The consensus is that lithium ion batteries are the way to go. These batteries, nearly universally used in cellphones and laptop computers, have a high energy density. That should enable vehicles to go farther on an electric charge than do, say, the nickel-metal-hydride batteries currently used in hybrid cars like the Toyota Prius and Ford Fusion.
The center of excellence for lithium ion batteries, however, lies in Asia. Work started in Japan in the late 1990s and is migrating to China. Sanyo, Panasonic and Sony ( SNE - news - people ) are among the largest, most experienced producers of these batteries, thanks to years of effort put into developing longer-lasting batteries for the Walkman (remember that device?) and its ilk.

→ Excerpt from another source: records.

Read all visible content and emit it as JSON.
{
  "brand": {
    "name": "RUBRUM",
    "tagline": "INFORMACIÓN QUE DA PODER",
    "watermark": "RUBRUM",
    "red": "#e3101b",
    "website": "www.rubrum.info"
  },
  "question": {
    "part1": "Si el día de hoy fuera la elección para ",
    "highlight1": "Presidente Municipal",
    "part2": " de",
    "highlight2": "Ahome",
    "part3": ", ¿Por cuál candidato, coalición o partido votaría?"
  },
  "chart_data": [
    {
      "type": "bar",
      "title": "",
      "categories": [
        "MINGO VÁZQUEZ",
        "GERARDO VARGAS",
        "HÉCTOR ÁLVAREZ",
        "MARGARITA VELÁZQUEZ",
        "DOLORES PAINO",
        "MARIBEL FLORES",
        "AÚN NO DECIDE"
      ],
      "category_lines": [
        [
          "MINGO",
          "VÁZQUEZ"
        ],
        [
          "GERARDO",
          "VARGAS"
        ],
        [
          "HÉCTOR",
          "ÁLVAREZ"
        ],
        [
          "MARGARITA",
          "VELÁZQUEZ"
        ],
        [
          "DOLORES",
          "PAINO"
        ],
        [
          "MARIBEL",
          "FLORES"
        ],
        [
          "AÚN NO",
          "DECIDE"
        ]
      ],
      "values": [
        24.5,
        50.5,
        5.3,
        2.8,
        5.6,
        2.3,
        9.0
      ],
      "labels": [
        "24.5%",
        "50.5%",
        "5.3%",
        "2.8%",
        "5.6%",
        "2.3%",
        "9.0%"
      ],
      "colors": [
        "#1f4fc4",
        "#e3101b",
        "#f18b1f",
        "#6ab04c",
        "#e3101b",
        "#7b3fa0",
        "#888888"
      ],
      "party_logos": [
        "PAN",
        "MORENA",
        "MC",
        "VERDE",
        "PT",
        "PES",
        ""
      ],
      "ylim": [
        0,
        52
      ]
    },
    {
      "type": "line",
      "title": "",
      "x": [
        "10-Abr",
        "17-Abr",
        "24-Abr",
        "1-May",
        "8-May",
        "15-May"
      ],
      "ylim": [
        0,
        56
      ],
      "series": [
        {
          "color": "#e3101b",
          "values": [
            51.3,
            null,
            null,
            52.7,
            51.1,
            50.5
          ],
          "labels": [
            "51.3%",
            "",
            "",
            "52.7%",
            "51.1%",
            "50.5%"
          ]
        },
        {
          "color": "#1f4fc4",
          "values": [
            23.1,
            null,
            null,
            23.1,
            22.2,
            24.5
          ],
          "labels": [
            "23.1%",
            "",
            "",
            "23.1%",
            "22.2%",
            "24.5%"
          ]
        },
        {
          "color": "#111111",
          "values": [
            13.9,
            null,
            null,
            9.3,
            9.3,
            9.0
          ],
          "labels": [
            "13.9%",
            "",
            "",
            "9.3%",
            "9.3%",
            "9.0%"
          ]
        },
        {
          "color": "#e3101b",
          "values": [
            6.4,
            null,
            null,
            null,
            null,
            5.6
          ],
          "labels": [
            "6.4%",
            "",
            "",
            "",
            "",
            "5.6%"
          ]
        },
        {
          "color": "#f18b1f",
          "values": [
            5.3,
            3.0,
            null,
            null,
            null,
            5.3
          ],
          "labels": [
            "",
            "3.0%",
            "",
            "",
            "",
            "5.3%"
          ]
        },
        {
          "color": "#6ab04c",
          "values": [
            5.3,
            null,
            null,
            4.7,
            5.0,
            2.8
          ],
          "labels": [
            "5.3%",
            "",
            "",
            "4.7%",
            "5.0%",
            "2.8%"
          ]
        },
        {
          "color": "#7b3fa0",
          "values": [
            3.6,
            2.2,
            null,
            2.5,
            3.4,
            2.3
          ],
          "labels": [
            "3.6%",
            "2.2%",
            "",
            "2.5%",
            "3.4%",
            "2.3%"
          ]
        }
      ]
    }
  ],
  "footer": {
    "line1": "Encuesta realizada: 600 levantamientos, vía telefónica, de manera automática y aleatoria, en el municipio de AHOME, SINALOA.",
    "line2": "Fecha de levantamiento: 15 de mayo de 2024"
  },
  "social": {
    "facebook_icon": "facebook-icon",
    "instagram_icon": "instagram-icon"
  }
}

But Ford Motor ( F - news - people ) wants the lithium ion batteries it plans to use to be made in America. If not, says John Viera, Ford's director of sustainable business strategies, "We're going to be turning from a reliance on foreign fuel to a reliance on foreign battery technology."

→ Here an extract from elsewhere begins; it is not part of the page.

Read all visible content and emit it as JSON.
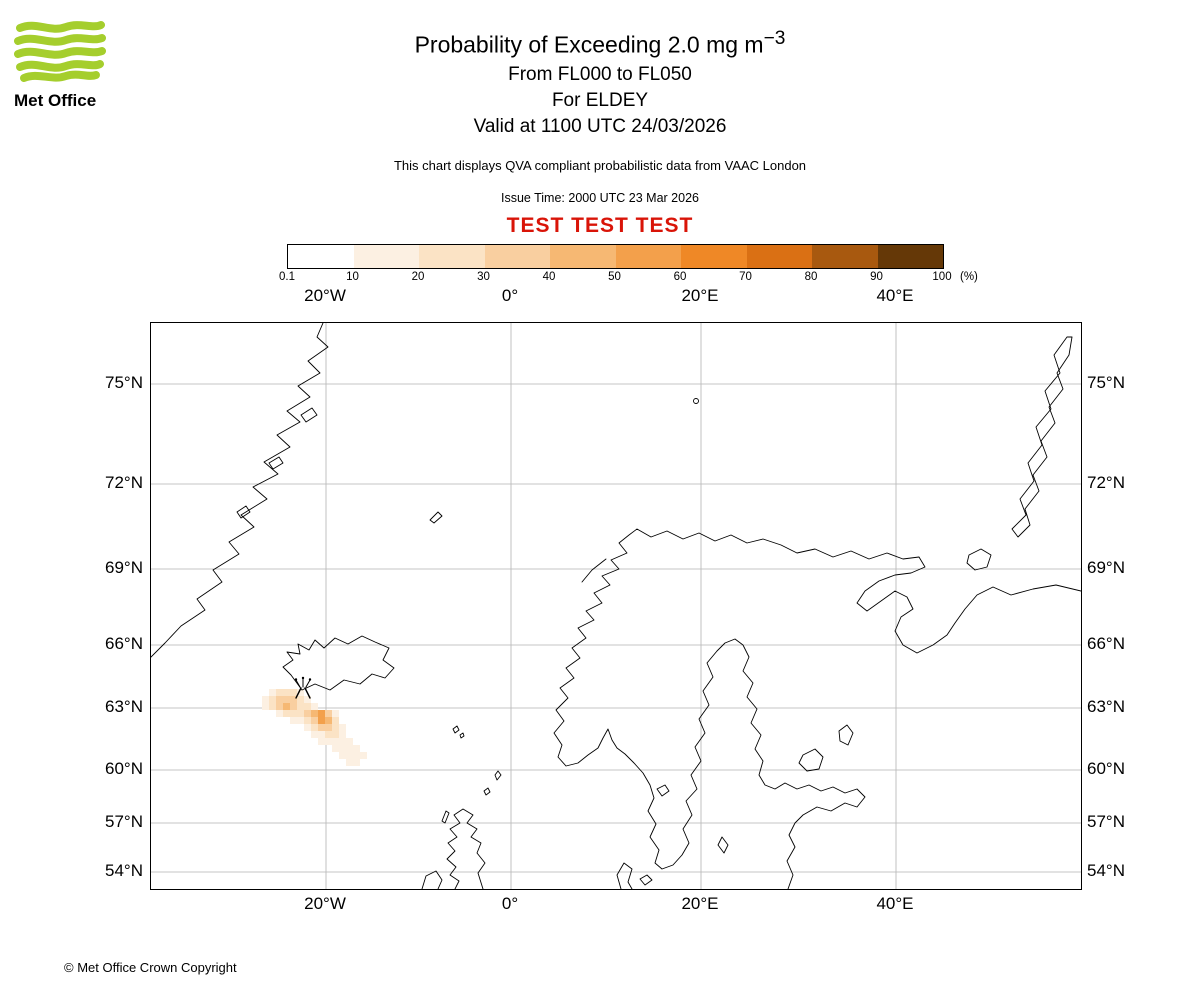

Ford announced in February that a joint venture between automotive supplier Johnson Controls ( JCI - news - people ) and French battery producer Saft would supply the lithium ion batteries for some of its plug-in hybrid cars. Viera said the venture initially wanted to build the batteries in France, but Ford nixed that plan. Johnson Controls-Saft announced it will make the batteries in Michigan instead.
Meeting the "made-in-the-USA" mandate means U.S. companies have to play catch-up, says Paul Beach, vice president of business development at Quallion, a lithium-ion battery maker in Sylmar, Calif.

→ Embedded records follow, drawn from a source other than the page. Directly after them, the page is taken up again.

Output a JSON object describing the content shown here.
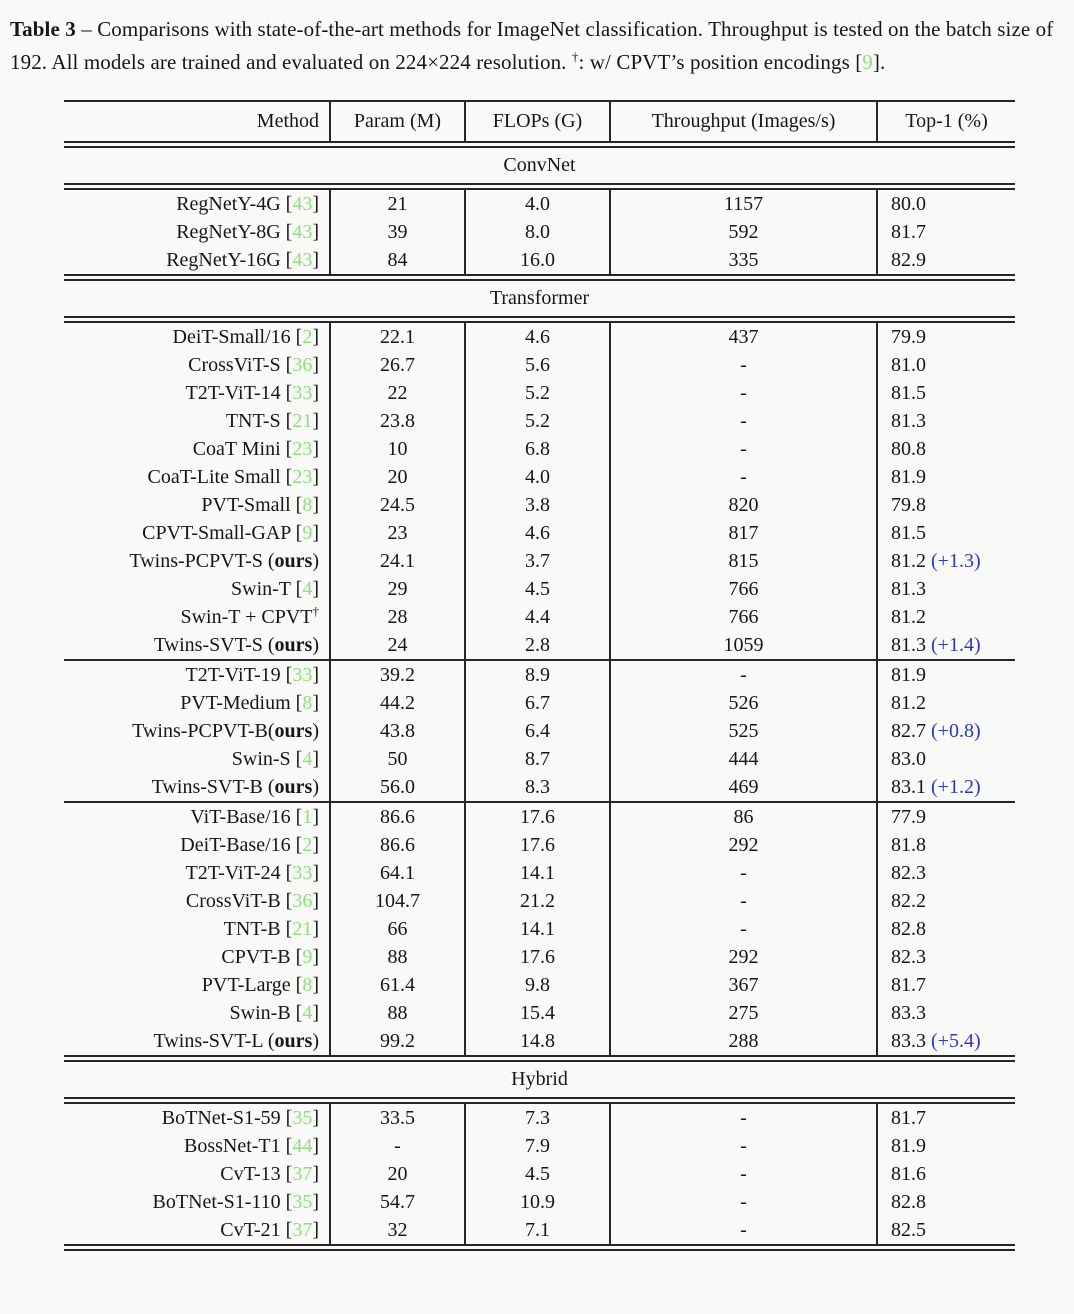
{
  "colors": {
    "background": "#f9f9f7",
    "ink": "#161616",
    "rule": "#262626",
    "citation_green": "#8fdf7d",
    "gain_blue": "#2a39c2"
  },
  "caption": {
    "label": "Table 3",
    "sep": " – ",
    "body1": "Comparisons with state-of-the-art methods for ImageNet classification. Throughput is tested on the batch size of 192. All models are trained and evaluated on 224×224 resolution. ",
    "dagger": "†",
    "body2": ": w/ CPVT’s position encodings [",
    "ref": "9",
    "body3": "]."
  },
  "table": {
    "columns": [
      "Method",
      "Param (M)",
      "FLOPs (G)",
      "Throughput (Images/s)",
      "Top-1 (%)"
    ],
    "sections": [
      {
        "label": "ConvNet",
        "groups": [
          [
            {
              "name": "RegNetY-4G",
              "ref": "43",
              "param": "21",
              "flops": "4.0",
              "tput": "1157",
              "top1": "80.0"
            },
            {
              "name": "RegNetY-8G",
              "ref": "43",
              "param": "39",
              "flops": "8.0",
              "tput": "592",
              "top1": "81.7"
            },
            {
              "name": "RegNetY-16G",
              "ref": "43",
              "param": "84",
              "flops": "16.0",
              "tput": "335",
              "top1": "82.9"
            }
          ]
        ]
      },
      {
        "label": "Transformer",
        "groups": [
          [
            {
              "name": "DeiT-Small/16",
              "ref": "2",
              "param": "22.1",
              "flops": "4.6",
              "tput": "437",
              "top1": "79.9"
            },
            {
              "name": "CrossViT-S",
              "ref": "36",
              "param": "26.7",
              "flops": "5.6",
              "tput": "-",
              "top1": "81.0"
            },
            {
              "name": "T2T-ViT-14",
              "ref": "33",
              "param": "22",
              "flops": "5.2",
              "tput": "-",
              "top1": "81.5"
            },
            {
              "name": "TNT-S",
              "ref": "21",
              "param": "23.8",
              "flops": "5.2",
              "tput": "-",
              "top1": "81.3"
            },
            {
              "name": "CoaT Mini",
              "ref": "23",
              "param": "10",
              "flops": "6.8",
              "tput": "-",
              "top1": "80.8"
            },
            {
              "name": "CoaT-Lite Small",
              "ref": "23",
              "param": "20",
              "flops": "4.0",
              "tput": "-",
              "top1": "81.9"
            },
            {
              "name": "PVT-Small",
              "ref": "8",
              "param": "24.5",
              "flops": "3.8",
              "tput": "820",
              "top1": "79.8"
            },
            {
              "name": "CPVT-Small-GAP",
              "ref": "9",
              "param": "23",
              "flops": "4.6",
              "tput": "817",
              "top1": "81.5"
            },
            {
              "name": "Twins-PCPVT-S",
              "ours": true,
              "param": "24.1",
              "flops": "3.7",
              "tput": "815",
              "top1": "81.2",
              "gain": "(+1.3)"
            },
            {
              "name": "Swin-T",
              "ref": "4",
              "param": "29",
              "flops": "4.5",
              "tput": "766",
              "top1": "81.3"
            },
            {
              "name": "Swin-T + CPVT",
              "dagger": true,
              "param": "28",
              "flops": "4.4",
              "tput": "766",
              "top1": "81.2"
            },
            {
              "name": "Twins-SVT-S",
              "ours": true,
              "param": "24",
              "flops": "2.8",
              "tput": "1059",
              "top1": "81.3",
              "gain": "(+1.4)"
            }
          ],
          [
            {
              "name": "T2T-ViT-19",
              "ref": "33",
              "param": "39.2",
              "flops": "8.9",
              "tput": "-",
              "top1": "81.9"
            },
            {
              "name": "PVT-Medium",
              "ref": "8",
              "param": "44.2",
              "flops": "6.7",
              "tput": "526",
              "top1": "81.2"
            },
            {
              "name": "Twins-PCPVT-B",
              "ours": true,
              "nospace": true,
              "param": "43.8",
              "flops": "6.4",
              "tput": "525",
              "top1": "82.7",
              "gain": "(+0.8)"
            },
            {
              "name": "Swin-S",
              "ref": "4",
              "param": "50",
              "flops": "8.7",
              "tput": "444",
              "top1": "83.0"
            },
            {
              "name": "Twins-SVT-B",
              "ours": true,
              "param": "56.0",
              "flops": "8.3",
              "tput": "469",
              "top1": "83.1",
              "gain": "(+1.2)"
            }
          ],
          [
            {
              "name": "ViT-Base/16",
              "ref": "1",
              "param": "86.6",
              "flops": "17.6",
              "tput": "86",
              "top1": "77.9"
            },
            {
              "name": "DeiT-Base/16",
              "ref": "2",
              "param": "86.6",
              "flops": "17.6",
              "tput": "292",
              "top1": "81.8"
            },
            {
              "name": "T2T-ViT-24",
              "ref": "33",
              "param": "64.1",
              "flops": "14.1",
              "tput": "-",
              "top1": "82.3"
            },
            {
              "name": "CrossViT-B",
              "ref": "36",
              "param": "104.7",
              "flops": "21.2",
              "tput": "-",
              "top1": "82.2"
            },
            {
              "name": "TNT-B",
              "ref": "21",
              "param": "66",
              "flops": "14.1",
              "tput": "-",
              "top1": "82.8"
            },
            {
              "name": "CPVT-B",
              "ref": "9",
              "param": "88",
              "flops": "17.6",
              "tput": "292",
              "top1": "82.3"
            },
            {
              "name": "PVT-Large",
              "ref": "8",
              "param": "61.4",
              "flops": "9.8",
              "tput": "367",
              "top1": "81.7"
            },
            {
              "name": "Swin-B",
              "ref": "4",
              "param": "88",
              "flops": "15.4",
              "tput": "275",
              "top1": "83.3"
            },
            {
              "name": "Twins-SVT-L",
              "ours": true,
              "param": "99.2",
              "flops": "14.8",
              "tput": "288",
              "top1": "83.3",
              "gain": "(+5.4)"
            }
          ]
        ]
      },
      {
        "label": "Hybrid",
        "groups": [
          [
            {
              "name": "BoTNet-S1-59",
              "ref": "35",
              "param": "33.5",
              "flops": "7.3",
              "tput": "-",
              "top1": "81.7"
            },
            {
              "name": "BossNet-T1",
              "ref": "44",
              "param": "-",
              "flops": "7.9",
              "tput": "-",
              "top1": "81.9"
            },
            {
              "name": "CvT-13",
              "ref": "37",
              "param": "20",
              "flops": "4.5",
              "tput": "-",
              "top1": "81.6"
            },
            {
              "name": "BoTNet-S1-110",
              "ref": "35",
              "param": "54.7",
              "flops": "10.9",
              "tput": "-",
              "top1": "82.8"
            },
            {
              "name": "CvT-21",
              "ref": "37",
              "param": "32",
              "flops": "7.1",
              "tput": "-",
              "top1": "82.5"
            }
          ]
        ]
      }
    ],
    "ours_label": "ours",
    "dagger_mark": "†"
  }
}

"Sanyo produces 60 million [lithium ion] cells a month in a factory where the lights are off and there are just eight guys running it," says Beach. He figures Sanyo's cost is $2 per cell (a cell being the lithium ion equivalent of an AA battery--a building block for a battery). Quallion currently buys its cells from Japan and assembles them in Southern California into batteries for use in medical devices. If it built the cells from scratch in the U.S., Quallion's cost would be several orders of magnitude greater than Sanyo's, Beach estimates.
Both Quallion and A123 Systems have submitted requests to the U.S. government for grants measured in the hundreds of millions of dollars to build domestic factories to make lithium ion batteries. Such funding could indeed jump-start a domestic industry--even if it worries those who wonder whether some future battery technology might prove more compelling than lithium ion."